The disaster goes by different names. Sometimes it’s called the end- Cretaceous mass extinction. For years, it was called the Cretaceous-Tertiary, or K-T, mass extinction that marked the end of the Age of Reptiles and the beginning of the third, Tertiary age of life on Earth. That title was later revised according to the rules of geological arcana to the Cretaceous- Paleogene mass extinction, shortened to K-Pg. But no matter what we call it, the scars in the stone tell the same story. Suddenly, inescapably, life was thrown into a horrible conflagration that reshaped the course of evolution.
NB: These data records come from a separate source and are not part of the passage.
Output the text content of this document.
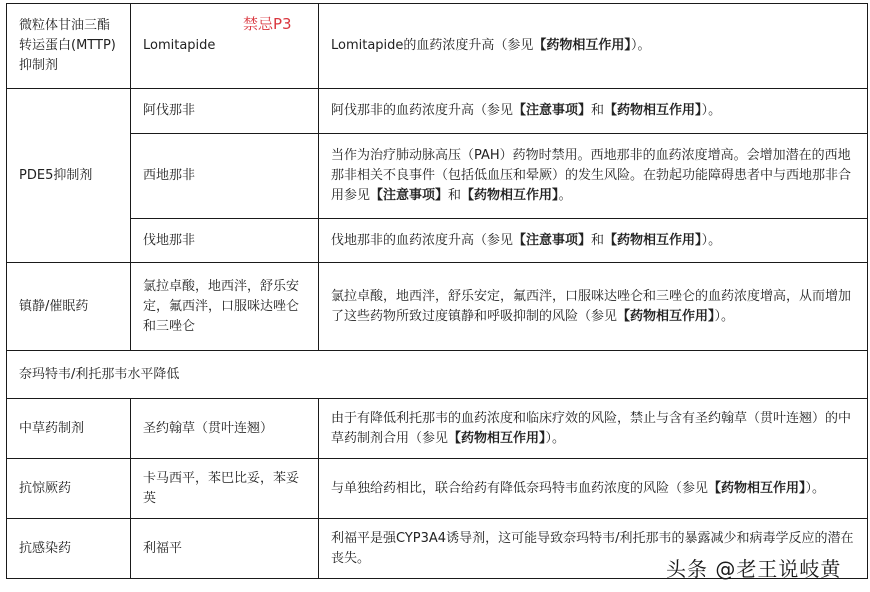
微粒体甘油三酯转运蛋白(MTTP)抑制剂	Lomitapide	Lomitapide的血药浓度升高（参见【药物相互作用】）。
PDE5抑制剂	阿伐那非	阿伐那非的血药浓度升高（参见【注意事项】和【药物相互作用】）。
	西地那非	当作为治疗肺动脉高压（PAH）药物时禁用。西地那非的血药浓度增高。会增加潜在的西地那非相关不良事件（包括低血压和晕厥）的发生风险。在勃起功能障碍患者中与西地那非合用参见【注意事项】和【药物相互作用】。
	伐地那非	伐地那非的血药浓度升高（参见【注意事项】和【药物相互作用】）。
镇静/催眠药	氯拉卓酸，地西泮，舒乐安定，氟西泮，口服咪达唑仑和三唑仑	氯拉卓酸，地西泮，舒乐安定，氟西泮，口服咪达唑仑和三唑仑的血药浓度增高，从而增加了这些药物所致过度镇静和呼吸抑制的风险（参见【药物相互作用】）。
奈玛特韦/利托那韦水平降低		
中草药制剂	圣约翰草（贯叶连翘）	由于有降低利托那韦的血药浓度和临床疗效的风险，禁止与含有圣约翰草（贯叶连翘）的中草药制剂合用（参见【药物相互作用】）。
抗惊厥药	卡马西平，苯巴比妥，苯妥英	与单独给药相比，联合给药有降低奈玛特韦血药浓度的风险（参见【药物相互作用】）。
抗感染药	利福平	利福平是强CYP3A4诱导剂，这可能导致奈玛特韦/利托那韦的暴露减少和病毒学反应的潜在丧失。
禁忌P3
头条 @老王说岐黄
A chunk of space debris that likely measured more than seven miles across slammed into the planet and kicked off the worst-case scenario for the dinosaurs and all other life on Earth. This was the closest the world has ever come to having its Restart button pressed, a threat so intense that—if not for some fortunate happenstances—it might have returned Earth to a home for single-celled blobs and not much else."